Un hôpital désaffecté qui attend d’être converti en logements, une ancienne usine en attente des travaux qui la transformeront en bureaux… Pendant des mois, voire des années, ces bâtiments restent inutilisés, dans l’attente du début du chantier. Face à la saturation des dispositifs d’hébergement d’urgence, la Ville de Strasbourg mise sur l’habitat intercalaire pour accueillir des personnes sans-abris ou mal-logées. Elle travaille sur plusieurs projets d’habitat intercalaire, tout en précisant qu’il est encore « trop tôt pour communiquer sur le nombre et la localisation des lieux, toujours à l’étude ».

L’habitat intercalaire, synonyme d’un meilleur accompagnement social

Les premières traces d’habitat intercalaire à Strasbourg remontent à 2019, à travers le projet Odylus, au Neudorf. Pendant 18 mois, en attendant le début des travaux qui devaient transformer l’ancienne clinique Sainte-Odile en logements, les associations L’Étage et Horizome ont hébergé et accompagné 94 personnes dans des locaux mis à leur disposition par le promoteur immobilier, Eddy Vingatamarin.

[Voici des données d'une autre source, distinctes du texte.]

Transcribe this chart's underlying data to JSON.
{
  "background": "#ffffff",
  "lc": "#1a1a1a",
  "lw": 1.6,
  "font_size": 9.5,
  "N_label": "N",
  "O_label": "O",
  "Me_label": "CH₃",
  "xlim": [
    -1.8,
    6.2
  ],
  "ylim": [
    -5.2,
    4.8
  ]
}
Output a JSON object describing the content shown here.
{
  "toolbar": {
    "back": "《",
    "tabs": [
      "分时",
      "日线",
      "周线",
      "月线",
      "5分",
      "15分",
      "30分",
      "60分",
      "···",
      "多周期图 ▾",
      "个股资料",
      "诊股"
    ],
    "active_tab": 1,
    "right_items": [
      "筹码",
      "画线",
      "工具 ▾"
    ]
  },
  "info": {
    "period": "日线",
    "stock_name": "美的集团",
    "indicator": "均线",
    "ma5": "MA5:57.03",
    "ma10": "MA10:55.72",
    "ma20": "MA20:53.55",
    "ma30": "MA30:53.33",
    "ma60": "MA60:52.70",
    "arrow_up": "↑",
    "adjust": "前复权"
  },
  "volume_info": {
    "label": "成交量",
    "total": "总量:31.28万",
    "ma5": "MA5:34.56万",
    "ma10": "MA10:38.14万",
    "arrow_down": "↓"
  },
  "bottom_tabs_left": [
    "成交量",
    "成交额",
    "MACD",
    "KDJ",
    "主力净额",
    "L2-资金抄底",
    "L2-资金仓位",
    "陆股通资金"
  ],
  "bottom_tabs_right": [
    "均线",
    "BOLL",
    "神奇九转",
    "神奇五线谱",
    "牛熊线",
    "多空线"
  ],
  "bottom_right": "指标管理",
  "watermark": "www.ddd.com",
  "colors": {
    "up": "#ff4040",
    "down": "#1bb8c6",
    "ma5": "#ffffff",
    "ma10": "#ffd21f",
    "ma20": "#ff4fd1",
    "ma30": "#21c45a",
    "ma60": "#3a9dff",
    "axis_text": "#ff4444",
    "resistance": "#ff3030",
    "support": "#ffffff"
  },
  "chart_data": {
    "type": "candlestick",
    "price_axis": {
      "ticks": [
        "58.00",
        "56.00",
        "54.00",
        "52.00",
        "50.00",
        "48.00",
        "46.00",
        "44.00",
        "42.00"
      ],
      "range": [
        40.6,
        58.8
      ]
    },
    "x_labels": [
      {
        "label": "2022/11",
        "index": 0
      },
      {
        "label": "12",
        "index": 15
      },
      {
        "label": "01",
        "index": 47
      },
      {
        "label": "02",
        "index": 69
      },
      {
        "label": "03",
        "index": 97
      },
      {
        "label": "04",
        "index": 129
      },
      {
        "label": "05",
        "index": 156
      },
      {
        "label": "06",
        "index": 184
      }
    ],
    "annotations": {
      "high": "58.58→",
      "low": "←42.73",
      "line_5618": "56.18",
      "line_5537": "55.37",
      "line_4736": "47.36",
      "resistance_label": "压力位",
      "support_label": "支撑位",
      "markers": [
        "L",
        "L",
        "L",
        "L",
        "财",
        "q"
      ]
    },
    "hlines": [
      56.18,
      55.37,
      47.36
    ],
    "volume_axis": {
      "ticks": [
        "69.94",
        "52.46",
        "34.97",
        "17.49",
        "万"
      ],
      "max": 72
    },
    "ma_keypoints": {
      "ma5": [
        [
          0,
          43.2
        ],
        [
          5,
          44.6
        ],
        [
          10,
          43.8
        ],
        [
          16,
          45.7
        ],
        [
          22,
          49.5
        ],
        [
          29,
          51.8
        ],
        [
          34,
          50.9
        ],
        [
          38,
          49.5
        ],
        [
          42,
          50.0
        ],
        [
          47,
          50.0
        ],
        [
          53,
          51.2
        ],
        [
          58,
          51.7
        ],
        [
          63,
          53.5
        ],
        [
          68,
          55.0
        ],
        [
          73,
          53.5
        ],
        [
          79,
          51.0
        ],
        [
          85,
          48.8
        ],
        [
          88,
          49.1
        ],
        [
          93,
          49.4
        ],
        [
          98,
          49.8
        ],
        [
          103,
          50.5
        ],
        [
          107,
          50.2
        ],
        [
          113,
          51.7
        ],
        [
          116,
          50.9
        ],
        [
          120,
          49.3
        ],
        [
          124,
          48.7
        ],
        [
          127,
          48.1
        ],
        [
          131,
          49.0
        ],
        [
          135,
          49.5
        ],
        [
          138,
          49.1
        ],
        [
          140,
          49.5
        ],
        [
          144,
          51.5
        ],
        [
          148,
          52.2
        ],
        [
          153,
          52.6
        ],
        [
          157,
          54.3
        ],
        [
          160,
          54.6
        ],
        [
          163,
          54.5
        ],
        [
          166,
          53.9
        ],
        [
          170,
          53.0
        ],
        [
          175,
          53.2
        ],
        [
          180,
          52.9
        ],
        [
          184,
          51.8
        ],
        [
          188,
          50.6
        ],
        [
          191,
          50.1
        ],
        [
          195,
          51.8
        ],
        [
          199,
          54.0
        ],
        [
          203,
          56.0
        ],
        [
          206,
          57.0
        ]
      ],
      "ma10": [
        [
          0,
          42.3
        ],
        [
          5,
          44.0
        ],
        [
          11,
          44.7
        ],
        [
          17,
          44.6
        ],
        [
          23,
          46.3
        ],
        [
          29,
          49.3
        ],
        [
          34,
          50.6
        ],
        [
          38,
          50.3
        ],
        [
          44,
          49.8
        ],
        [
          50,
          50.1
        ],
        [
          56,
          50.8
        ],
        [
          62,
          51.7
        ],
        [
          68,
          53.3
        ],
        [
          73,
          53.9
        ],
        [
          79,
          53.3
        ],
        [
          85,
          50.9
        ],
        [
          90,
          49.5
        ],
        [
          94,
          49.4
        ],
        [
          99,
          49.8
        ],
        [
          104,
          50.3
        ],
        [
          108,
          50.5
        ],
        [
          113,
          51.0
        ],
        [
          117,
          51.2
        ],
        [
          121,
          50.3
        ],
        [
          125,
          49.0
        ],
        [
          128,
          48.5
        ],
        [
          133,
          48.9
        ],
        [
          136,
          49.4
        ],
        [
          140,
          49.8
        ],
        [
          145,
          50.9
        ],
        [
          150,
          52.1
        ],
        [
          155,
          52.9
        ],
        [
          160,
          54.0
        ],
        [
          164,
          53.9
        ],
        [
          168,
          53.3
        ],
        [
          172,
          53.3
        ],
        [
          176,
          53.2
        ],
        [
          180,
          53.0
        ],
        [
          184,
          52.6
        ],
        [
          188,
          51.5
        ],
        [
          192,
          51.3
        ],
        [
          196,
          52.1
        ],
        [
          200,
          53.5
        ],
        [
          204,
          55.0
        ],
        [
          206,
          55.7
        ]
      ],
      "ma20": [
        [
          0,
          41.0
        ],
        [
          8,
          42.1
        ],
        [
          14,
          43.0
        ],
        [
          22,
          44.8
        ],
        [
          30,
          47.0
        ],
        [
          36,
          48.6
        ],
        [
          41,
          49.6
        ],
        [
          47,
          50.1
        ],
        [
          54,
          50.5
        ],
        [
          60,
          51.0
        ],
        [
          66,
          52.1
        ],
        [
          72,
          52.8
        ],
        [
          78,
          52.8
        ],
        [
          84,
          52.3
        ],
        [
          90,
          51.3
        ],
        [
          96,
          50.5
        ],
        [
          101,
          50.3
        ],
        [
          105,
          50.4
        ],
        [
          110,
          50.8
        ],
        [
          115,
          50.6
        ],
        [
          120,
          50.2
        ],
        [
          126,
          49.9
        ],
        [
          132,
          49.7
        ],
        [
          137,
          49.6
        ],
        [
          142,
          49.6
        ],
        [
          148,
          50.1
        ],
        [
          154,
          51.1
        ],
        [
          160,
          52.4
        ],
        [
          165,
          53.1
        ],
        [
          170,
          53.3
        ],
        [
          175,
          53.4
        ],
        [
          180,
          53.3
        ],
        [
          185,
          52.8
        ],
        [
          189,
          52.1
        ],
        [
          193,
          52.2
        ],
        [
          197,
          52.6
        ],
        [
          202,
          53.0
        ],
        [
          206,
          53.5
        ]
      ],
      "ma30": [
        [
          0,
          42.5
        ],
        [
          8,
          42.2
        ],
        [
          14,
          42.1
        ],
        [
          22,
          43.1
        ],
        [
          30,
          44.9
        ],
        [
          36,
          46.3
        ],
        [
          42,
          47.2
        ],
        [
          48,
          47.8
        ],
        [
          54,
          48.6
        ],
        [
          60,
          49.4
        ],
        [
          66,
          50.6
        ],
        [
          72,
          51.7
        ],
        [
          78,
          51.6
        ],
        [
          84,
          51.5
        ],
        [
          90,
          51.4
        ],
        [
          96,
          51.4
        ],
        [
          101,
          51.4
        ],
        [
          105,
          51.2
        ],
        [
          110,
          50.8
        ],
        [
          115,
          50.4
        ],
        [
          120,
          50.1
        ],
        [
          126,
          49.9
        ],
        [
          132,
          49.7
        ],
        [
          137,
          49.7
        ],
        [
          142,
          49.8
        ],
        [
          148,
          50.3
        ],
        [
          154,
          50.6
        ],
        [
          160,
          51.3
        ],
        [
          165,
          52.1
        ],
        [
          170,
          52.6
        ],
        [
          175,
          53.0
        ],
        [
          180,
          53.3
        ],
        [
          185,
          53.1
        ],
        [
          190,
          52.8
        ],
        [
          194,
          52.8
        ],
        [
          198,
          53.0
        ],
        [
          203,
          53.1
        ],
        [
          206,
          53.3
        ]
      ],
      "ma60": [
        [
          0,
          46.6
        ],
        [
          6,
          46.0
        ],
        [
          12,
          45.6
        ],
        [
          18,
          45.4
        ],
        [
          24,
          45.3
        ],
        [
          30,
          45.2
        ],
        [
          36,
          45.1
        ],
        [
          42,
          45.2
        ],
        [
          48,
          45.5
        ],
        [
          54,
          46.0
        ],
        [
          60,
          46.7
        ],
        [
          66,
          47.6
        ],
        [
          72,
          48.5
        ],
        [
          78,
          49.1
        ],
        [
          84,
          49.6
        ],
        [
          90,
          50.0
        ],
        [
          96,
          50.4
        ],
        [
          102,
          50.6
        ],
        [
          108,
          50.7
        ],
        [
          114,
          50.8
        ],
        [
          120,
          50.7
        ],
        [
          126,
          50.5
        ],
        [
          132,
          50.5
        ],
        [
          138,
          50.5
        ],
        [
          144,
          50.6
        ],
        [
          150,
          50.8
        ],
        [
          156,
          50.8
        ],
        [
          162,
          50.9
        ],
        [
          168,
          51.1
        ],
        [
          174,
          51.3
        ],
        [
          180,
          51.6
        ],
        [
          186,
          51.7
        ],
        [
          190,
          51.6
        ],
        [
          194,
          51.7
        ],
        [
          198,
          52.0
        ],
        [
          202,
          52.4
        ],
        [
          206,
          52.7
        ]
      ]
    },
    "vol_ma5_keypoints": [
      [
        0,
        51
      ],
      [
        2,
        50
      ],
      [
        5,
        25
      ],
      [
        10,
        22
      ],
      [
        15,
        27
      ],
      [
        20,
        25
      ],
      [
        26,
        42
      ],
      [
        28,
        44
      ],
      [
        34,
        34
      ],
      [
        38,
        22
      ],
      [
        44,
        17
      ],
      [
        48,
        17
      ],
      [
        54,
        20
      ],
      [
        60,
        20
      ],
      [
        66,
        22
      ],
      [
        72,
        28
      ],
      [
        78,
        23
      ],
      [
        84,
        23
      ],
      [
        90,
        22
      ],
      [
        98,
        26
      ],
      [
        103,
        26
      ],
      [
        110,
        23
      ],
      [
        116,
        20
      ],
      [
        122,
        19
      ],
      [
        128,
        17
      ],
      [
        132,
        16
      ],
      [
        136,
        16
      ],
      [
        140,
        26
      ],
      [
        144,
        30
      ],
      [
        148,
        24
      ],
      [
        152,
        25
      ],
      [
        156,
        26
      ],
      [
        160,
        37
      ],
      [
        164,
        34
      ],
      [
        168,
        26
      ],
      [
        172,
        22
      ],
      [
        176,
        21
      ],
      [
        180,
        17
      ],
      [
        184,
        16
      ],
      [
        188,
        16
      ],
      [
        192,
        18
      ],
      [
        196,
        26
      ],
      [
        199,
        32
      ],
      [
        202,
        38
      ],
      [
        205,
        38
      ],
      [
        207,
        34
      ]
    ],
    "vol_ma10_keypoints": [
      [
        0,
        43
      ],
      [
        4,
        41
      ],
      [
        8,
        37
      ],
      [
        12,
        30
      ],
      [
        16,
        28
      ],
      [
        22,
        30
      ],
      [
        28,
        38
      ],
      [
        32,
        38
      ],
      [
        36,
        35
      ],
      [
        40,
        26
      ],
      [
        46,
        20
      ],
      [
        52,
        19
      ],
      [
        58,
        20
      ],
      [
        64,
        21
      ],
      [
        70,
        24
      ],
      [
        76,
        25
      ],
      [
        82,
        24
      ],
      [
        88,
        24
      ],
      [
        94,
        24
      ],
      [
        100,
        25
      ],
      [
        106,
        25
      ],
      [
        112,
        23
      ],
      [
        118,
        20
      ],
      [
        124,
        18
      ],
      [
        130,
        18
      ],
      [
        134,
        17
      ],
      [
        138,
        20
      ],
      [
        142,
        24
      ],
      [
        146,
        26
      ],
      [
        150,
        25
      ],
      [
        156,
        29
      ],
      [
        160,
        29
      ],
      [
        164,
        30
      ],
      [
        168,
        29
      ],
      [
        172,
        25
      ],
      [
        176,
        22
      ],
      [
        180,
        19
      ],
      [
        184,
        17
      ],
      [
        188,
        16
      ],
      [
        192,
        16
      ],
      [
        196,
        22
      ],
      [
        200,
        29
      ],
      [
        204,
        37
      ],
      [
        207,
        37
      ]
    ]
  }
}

photo de l'extérieur de l'hôtel de la rue
Vendredi 23 octobre, les derniers habitants de l’Odylus quittent le bâtiment avant le début des travaux de l’ancienne clinique Sainte-Odile, au Neudorf. Photo : PF / Rue89 Strasbourg

Brice Mendès, directeur des services de L’Étage, assure que cet hébergement intercalaire a permis un meilleur accompagnement social des occupants :

« Les personnes en difficulté locative, à la rue ou à l’hôtel, sont souvent très isolées. Avec l’habitat intercalaire, on les regroupe dans un même bâtiment et on recrée du lien social. De notre côté, ça rend l’intervention sociale différente : les gens sont plus détendus quand on vient les voir à domicile que quand on les convoque dans un bureau. »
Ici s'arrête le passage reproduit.